Ending an eight year teaching career, Ettridge will oversee and manage the Wheelchair National Intensive Training Centre Program (NITCP) and will develop initiatives relating directly to the identification and development of wheelchair basketball athletes that have potential to be national athletes and coaches.
He will continue to be the Head coach of the Rollers, Australia's men's gold medal winning wheelchair basketball team, and the reigning National Wheelchair Basketball League Champion Perth Wheelcats.
"It's a massive move forward for wheelchair basketball in this country and it's due to the success of the men's and women's programs," Ettridge said.
"We're hopefully able to consolidate on that success from Beijing and Athens and keep the sport moving forward so we can stay at the top of the world for as long as possible."
"To be able to dedicate myself to it full time is just giving the programs the respect they deserve."
Part of Ettridge's role will be to develop the pathways between the Wheelchair NITCP, the national men's and women's wheelchair programs, national U23 programs and state based programs along with increasing educational resources for wheelchair athletes and coaches.

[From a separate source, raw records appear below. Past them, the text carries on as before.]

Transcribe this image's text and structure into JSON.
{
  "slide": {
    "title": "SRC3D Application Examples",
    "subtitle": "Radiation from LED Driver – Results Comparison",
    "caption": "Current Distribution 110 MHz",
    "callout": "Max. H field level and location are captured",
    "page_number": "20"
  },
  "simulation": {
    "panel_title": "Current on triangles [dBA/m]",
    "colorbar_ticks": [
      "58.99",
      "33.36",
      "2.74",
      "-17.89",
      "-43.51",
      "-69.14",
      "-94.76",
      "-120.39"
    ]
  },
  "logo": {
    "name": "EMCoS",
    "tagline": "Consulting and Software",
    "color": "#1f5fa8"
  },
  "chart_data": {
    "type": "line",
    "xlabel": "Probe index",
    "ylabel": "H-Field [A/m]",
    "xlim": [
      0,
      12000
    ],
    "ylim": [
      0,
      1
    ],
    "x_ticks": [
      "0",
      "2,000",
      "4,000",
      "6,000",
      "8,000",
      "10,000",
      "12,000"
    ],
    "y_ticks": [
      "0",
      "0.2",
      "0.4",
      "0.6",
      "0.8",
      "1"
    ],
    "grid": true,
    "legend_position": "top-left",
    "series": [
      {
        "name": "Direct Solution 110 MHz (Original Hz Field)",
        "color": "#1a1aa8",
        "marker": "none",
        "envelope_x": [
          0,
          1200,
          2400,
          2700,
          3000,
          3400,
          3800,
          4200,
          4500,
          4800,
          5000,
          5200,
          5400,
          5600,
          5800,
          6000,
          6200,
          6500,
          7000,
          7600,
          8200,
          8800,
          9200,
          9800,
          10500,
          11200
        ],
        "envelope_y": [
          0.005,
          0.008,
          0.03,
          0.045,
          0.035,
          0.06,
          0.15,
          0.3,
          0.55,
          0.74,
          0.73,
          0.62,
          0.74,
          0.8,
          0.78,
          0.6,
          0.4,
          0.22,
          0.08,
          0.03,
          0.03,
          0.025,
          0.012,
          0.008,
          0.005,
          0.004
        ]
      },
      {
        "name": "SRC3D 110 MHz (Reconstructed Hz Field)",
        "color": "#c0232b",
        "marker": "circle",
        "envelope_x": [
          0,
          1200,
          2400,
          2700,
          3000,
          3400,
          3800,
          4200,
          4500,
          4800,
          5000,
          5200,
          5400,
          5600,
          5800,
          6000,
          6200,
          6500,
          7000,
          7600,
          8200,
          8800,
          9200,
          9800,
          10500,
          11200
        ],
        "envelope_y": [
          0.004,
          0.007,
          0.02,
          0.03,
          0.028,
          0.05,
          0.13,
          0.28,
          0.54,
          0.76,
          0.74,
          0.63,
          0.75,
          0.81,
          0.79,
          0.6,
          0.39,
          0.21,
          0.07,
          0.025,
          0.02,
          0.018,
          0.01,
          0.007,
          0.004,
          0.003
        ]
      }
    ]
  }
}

"For me it's just great. I'm a basketballer and a basketball coach and to be able to do that full time is amazing. It's not every boys dream, but it was my dream to be a full time basketball coach for a long time so I'm very happy."
Getting immediately to work, Ettridge arrives at the Australian Institute of Sport in Canberra today to conduct an Australian wheelchair basketball camp until Sunday.
"We've got fifteen of our low and mid-pointers coming in, a few guys from the Beijing team and a few new guys, so that's very exciting. There are probably seven or eight athletes that haven't been to a camp of ours before so there's plenty of talent out there."